Vaulting Reasonableness on Growth
Modi’s invocation of a $20-trillion Indian economy might sound like ambition gone berserk: the figure is 25 per cent bigger than the world’s biggest economy today, while the Indian economy is less than $2 trillion. But consider: a real growth of 9 per cent, which India had reached comfortably before the crisis, along with inflation of 5 per cent, means a 14 per cent rate of nominal growth. At that pace, the economy would double in five years, quadruple in 10, be eight times as large in 15, and be more than 10 times as large in less than 18 years. At high income levels, economies tend to slow down, but India’s demographic dividend would sustain for two decades more and productivity gains would more than offset inflation differentials with the US. A $20-trillion economy is, thus, quite a reasonable target. But no leader has till now shown the gumption to articulate such vaulting reasonableness, to fire the ambition of the country’s youth.

Modi elaborated, for the first time, what precisely he means by minimum government, maximum governance. The government has no business to be in business, he said, but should do five things: provide public goods, manage externalities — whether negative ones like pollution or positive ones such as the productivity gains from mass education and skilling — control market power of companies, fill information gaps and provide welfare to those on the margins. Technology would enable the government to be competent, non-corrupt and efficient. Digital India would also advance education, healthcare and financial inclusion.

Growth for Jobs, Welfare

The objective of reform is welfare. Some reform would be driven from the top, others from below, through popular adoption of innovation. Both are important. The state can incentivise an additional 20,000 MW of generation capacity, but an equal impact can be made by people willingly saving power. Cleaning the Ganga, Swachh Bharat and a vibrant tourism industry are campaigns that feed into one another, and can succeed only with mass participation that lives out the principle that Small is Beautiful. The state has to abandon its mindset of command and control and empower the people.

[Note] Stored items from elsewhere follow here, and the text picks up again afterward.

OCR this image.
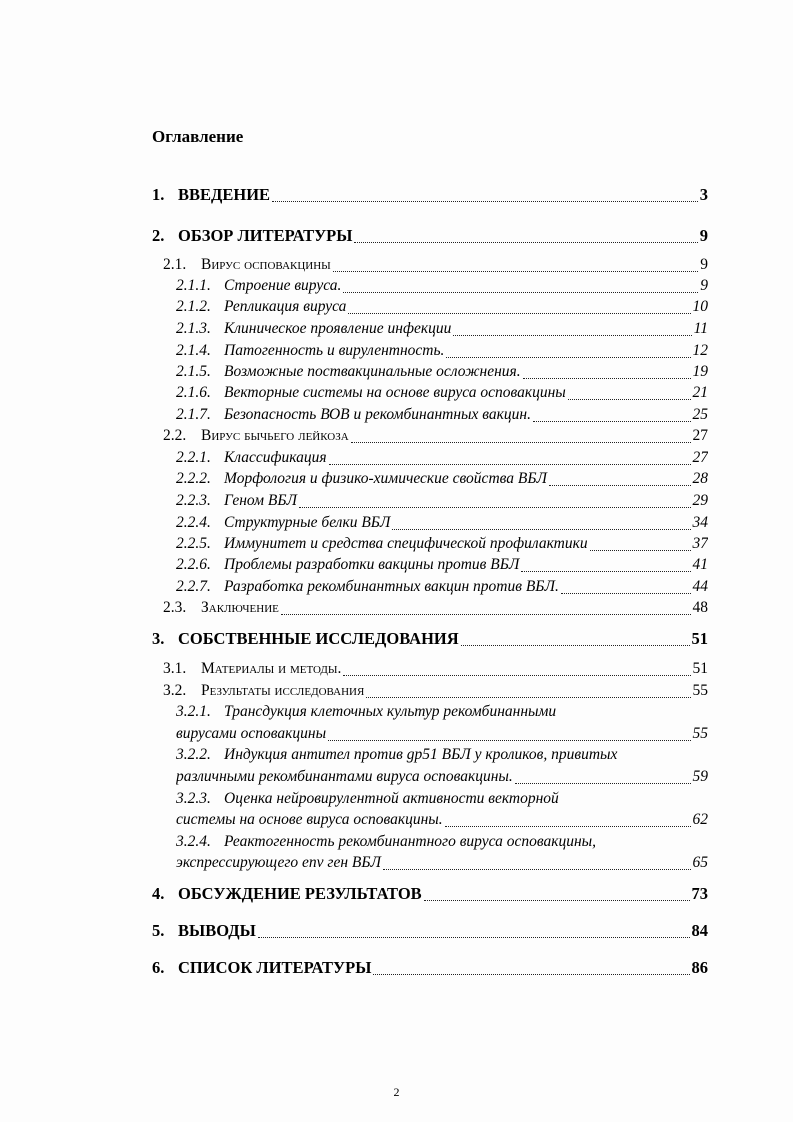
Оглавление
1. ВВЕДЕНИЕ	3
2. ОБЗОР ЛИТЕРАТУРЫ	9
2.1. Вирус осповакцины	9
2.1.1. Строение вируса.	9
2.1.2. Репликация вируса	10
2.1.3. Клиническое проявление инфекции	11
2.1.4. Патогенность и вирулентность.	12
2.1.5. Возможные поствакцинальные осложнения.	19
2.1.6. Векторные системы на основе вируса осповакцины	21
2.1.7. Безопасность ВОВ и рекомбинантных вакцин.	25
2.2. Вирус бычьего лейкоза	27
2.2.1. Классификация	27
2.2.2. Морфология и физико-химические свойства ВБЛ	28
2.2.3. Геном ВБЛ	29
2.2.4. Структурные белки ВБЛ	34
2.2.5. Иммунитет и средства специфической профилактики	37
2.2.6. Проблемы разработки вакцины против ВБЛ	41
2.2.7. Разработка рекомбинантных вакцин против ВБЛ.	44
2.3. Заключение	48
3. СОБСТВЕННЫЕ ИССЛЕДОВАНИЯ	51
3.1. Материалы и методы.	51
3.2. Результаты исследования	55
3.2.1. Трансдукция клеточных культур рекомбинанными
вирусами осповакцины	55
3.2.2. Индукция антител против gp51 ВБЛ у кроликов, привитых
различными рекомбинантами вируса осповакцины.	59
3.2.3. Оценка нейровирулентной активности векторной
системы на основе вируса осповакцины.	62
3.2.4. Реактогенность рекомбинантного вируса осповакцины,
экспрессирующего env ген ВБЛ	65
4. ОБСУЖДЕНИЕ РЕЗУЛЬТАТОВ	73
5. ВЫВОДЫ	84
6. СПИСОК ЛИТЕРАТУРЫ	86
2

Talk is cheap, and walking the talk is the tough part. It is indeed welcome that PM Modi has committed himself to nurturing education and healthcare, uplift of the downtrodden and social cohesion. This would address concerns that his big business orientation would hurt social development and welfare. Most vitally, identifying social peace as a precondition for prosperity offers a foil to the spirit of schism embodied in the words and deeds of the larger Sangh Parivar on whose shoulders Modi rode to Raisina Hill. They have to heed the PM’s call for social cohesion, if India is to attain its potential as an economy and civilisation. The point is to uphold, not vitiate, India’s tradition of unity in diversity.